Witch Week (Chrestomanci #3)
There are good witches and bad witches, but the law says that all witches must be burned at the stake. So when an anonymous note warns, “someone in this class is a witch,” the students in 2Y are nervous — especially the boy who’s just discovered that he can cast spells and the girl who was named after the most famous witch of all.
Witch Week features the debonair enchanter Chrestomanci, who also appears in Charmed Life, The Magicians of Caprona, and The Lives of Christopher Chant.
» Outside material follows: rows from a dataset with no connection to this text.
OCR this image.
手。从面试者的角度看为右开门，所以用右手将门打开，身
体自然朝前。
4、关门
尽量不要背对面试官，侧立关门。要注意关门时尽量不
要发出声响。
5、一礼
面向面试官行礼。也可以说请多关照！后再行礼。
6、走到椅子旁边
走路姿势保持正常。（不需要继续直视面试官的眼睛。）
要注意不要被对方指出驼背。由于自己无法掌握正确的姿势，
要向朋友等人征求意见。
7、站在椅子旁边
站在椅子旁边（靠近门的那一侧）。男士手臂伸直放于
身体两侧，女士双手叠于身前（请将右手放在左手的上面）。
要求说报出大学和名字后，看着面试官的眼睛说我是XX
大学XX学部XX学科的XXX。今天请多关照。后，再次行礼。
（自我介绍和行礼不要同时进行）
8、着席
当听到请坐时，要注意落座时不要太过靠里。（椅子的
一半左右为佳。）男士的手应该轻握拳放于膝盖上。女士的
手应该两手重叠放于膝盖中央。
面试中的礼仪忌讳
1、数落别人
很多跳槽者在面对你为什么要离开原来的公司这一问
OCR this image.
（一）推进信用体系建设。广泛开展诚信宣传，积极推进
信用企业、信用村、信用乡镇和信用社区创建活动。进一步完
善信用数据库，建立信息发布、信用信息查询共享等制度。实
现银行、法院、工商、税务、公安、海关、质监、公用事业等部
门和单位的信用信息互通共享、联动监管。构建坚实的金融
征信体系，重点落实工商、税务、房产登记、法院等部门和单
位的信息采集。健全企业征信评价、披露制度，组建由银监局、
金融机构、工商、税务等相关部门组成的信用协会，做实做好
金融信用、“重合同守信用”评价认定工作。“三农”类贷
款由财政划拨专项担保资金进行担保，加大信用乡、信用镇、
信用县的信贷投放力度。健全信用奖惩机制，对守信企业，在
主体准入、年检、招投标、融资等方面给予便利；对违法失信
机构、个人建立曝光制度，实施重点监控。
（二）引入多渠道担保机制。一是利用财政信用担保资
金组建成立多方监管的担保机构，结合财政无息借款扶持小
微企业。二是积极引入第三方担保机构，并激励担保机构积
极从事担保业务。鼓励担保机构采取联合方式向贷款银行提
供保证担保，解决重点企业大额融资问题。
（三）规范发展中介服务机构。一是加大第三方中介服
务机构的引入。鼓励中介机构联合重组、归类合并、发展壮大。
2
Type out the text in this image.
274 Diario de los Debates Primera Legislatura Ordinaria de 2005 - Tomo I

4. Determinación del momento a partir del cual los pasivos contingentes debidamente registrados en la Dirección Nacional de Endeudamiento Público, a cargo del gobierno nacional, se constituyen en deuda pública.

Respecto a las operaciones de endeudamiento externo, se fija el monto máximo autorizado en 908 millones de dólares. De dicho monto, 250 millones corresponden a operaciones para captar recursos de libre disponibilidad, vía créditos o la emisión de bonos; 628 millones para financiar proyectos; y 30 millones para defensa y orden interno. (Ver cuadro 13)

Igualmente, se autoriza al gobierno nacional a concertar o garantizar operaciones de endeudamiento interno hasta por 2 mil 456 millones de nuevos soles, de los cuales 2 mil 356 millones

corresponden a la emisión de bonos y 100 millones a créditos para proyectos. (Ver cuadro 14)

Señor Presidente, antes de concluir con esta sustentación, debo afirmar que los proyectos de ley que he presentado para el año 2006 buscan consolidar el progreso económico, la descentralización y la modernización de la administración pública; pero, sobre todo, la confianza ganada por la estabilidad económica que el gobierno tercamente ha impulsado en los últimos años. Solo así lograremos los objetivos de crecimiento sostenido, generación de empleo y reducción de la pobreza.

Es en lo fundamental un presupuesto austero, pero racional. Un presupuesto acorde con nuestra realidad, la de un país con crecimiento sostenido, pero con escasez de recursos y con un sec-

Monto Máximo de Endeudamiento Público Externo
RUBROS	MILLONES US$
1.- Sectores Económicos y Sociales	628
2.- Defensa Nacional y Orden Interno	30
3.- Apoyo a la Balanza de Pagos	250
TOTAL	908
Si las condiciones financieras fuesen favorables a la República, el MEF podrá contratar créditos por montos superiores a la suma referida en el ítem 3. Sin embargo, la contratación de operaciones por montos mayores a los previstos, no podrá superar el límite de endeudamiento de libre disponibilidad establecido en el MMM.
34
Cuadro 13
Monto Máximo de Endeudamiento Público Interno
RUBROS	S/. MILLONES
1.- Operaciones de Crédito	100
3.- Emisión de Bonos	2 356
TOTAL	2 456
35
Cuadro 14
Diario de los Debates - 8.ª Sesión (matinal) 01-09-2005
Larwood House is a seriously dysfunctional boarding school filled with seriously nasty kids. So it seems to me, anyway. Yet they each show characteristics that I recognise. Maybe it’s extremist rather than nasty. But the main problem for them is that magic is all around them; witches are banned, and there is an inquisitorial regime to find and burn them in bone-fires. I spotted this bone-fire rather than bonfire early, but didn’t connect it properly till much later.
Diana Wynne Jones writes an excellent story, teasing you with very subtle clues until you are really quite unsure of who’s who, who’s good and who’s not, and whether there is in fact any solution to their problems. Most of the characters are just funny enough, or laughable enough, to be enjoyable. It’s very cleverly judged, and I’m sure kids of the right age adore it. Add in that it’s a school story with midnight feasts and weird happenings in it, and I know that the pace and intrigue will gather readers in.
I did get to over halfway until I started wondering what the ‘Chrestomanci’ element of the series is. The solution starts to present itself once the Chrestomanci bit arrives. This needs to involve all the key kids and some don’t want to play. The tension builds, and my inklings were right, but in no way answered all the questions Ms Wynne Jones cleverly posed.
A really interesting, enjoyable and slightly wacky book for middle grade kids to enjoy, especially in Witch Week. Some non-Commonwealth kids might be at a loss about the solution though, since their history may not cover Guy Fawkes.
I simply don’t understand why so many readers class it as Fantasy or Young Adult. Unless, of course, they would class Wind in the Willows as fantasy.